Safeguarding our heritage
On a recent visit to the broch, Jamie Stone, MP for Caithness, Sutherland and Easter Ross, and patron of Caithness Broch Project, explained he had been fascinated by brochs for many years, and that he was "encouraged" by the "fantastic work" that had been carried out at the broch, further noting that Caithness Broch Project "deserve all our praise - not only for safeguarding this key part of Caithness’s archaeological heritage, but also in highlighting a hugely important tourist attraction that will help draw visitors to Caithness.”
Gail Ross MSP, also patron of CBP, described the broch as “inspirational”: “It was really great to go along to Ousdale to see the finished product and just to actually comprehend the hard work that has gone into the project. I visited just over a year ago and you can really see the difference, it looks absolutely fantastic. The path down to the broch is going to make such a difference to people accessing it, and the information panels give a really rounded history of not just the broch, but the area too. I can congratulate the Broch Project and everyone involved.”

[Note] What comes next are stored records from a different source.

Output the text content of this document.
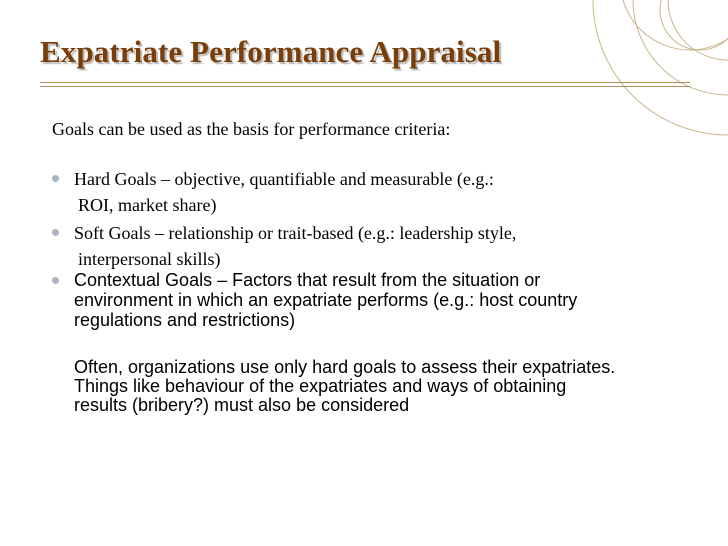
Expatriate Performance Appraisal
Goals can be used as the basis for performance criteria:
Hard Goals – objective, quantifiable and measurable (e.g.:
ROI, market share)
Soft Goals – relationship or trait-based (e.g.: leadership style,
interpersonal skills)
Contextual Goals – Factors that result from the situation or
environment in which an expatriate performs (e.g.: host country
regulations and restrictions)
Often, organizations use only hard goals to assess their expatriates.
Things like behaviour of the expatriates and ways of obtaining
results (bribery?) must also be considered
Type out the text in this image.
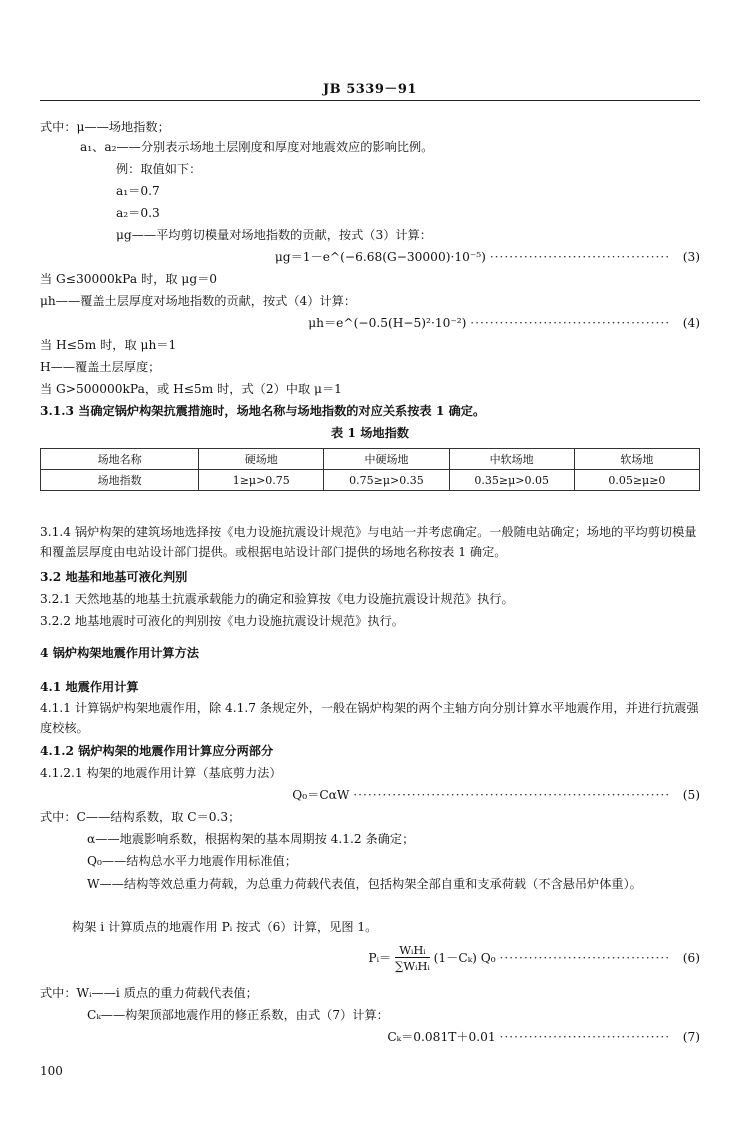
JB 5339－91
式中：μ——场地指数；
a₁、a₂——分别表示场地土层刚度和厚度对地震效应的影响比例。
例：取值如下：
a₁＝0.7
a₂＝0.3
μg——平均剪切模量对场地指数的贡献，按式（3）计算：
μg＝1－e^(−6.68(G−30000)·10⁻⁵) ····································· (3)
当 G≤30000kPa 时，取 μg＝0
μh——覆盖土层厚度对场地指数的贡献，按式（4）计算：
μh＝e^(−0.5(H−5)²·10⁻²) ········································· (4)
当 H≤5m 时，取 μh＝1
H——覆盖土层厚度；
当 G>500000kPa，或 H≤5m 时，式（2）中取 μ＝1
3.1.3 当确定锅炉构架抗震措施时，场地名称与场地指数的对应关系按表 1 确定。
表 1 场地指数
场地名称	硬场地	中硬场地	中软场地	软场地
场地指数	1≥μ>0.75	0.75≥μ>0.35	0.35≥μ>0.05	0.05≥μ≥0
3.1.4 锅炉构架的建筑场地选择按《电力设施抗震设计规范》与电站一并考虑确定。一般随电站确定；场地的平均剪切模量和覆盖层厚度由电站设计部门提供。或根据电站设计部门提供的场地名称按表 1 确定。
3.2 地基和地基可液化判别
3.2.1 天然地基的地基土抗震承载能力的确定和验算按《电力设施抗震设计规范》执行。
3.2.2 地基地震时可液化的判别按《电力设施抗震设计规范》执行。
4 锅炉构架地震作用计算方法
4.1 地震作用计算
4.1.1 计算锅炉构架地震作用，除 4.1.7 条规定外，一般在锅炉构架的两个主轴方向分别计算水平地震作用，并进行抗震强度校核。
4.1.2 锅炉构架的地震作用计算应分两部分
4.1.2.1 构架的地震作用计算（基底剪力法）
Q₀＝CαW ································································· (5)
式中：C——结构系数，取 C＝0.3；
α——地震影响系数，根据构架的基本周期按 4.1.2 条确定；
Q₀——结构总水平力地震作用标准值；
W——结构等效总重力荷载，为总重力荷载代表值，包括构架全部自重和支承荷载（不含悬吊炉体重）。
构架 i 计算质点的地震作用 Pᵢ 按式（6）计算，见图 1。
Pᵢ＝ $\frac{\text{WᵢHᵢ}}{\text{∑WᵢHᵢ}} (1-C_k)$ Q₀ ··································· (6)
式中：Wᵢ——i 质点的重力荷载代表值；
Cₖ——构架顶部地震作用的修正系数，由式（7）计算：
Cₖ＝0.081T＋0.01 ··································· (7)
100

Mrs Ross added: “I am really really proud to be a patron of such a fantastic project and organisation.”
Caithness Broch Project are a registered charity (SC046307), seeking to build a replica broch as a major tourist attraction for the north of Scotland. Founded in 2013, they have been involved in numerous archaeological projects, including the construction of a 10,000 piece Lego Broch in 2017. and the Caithness Broch Festival in 2018.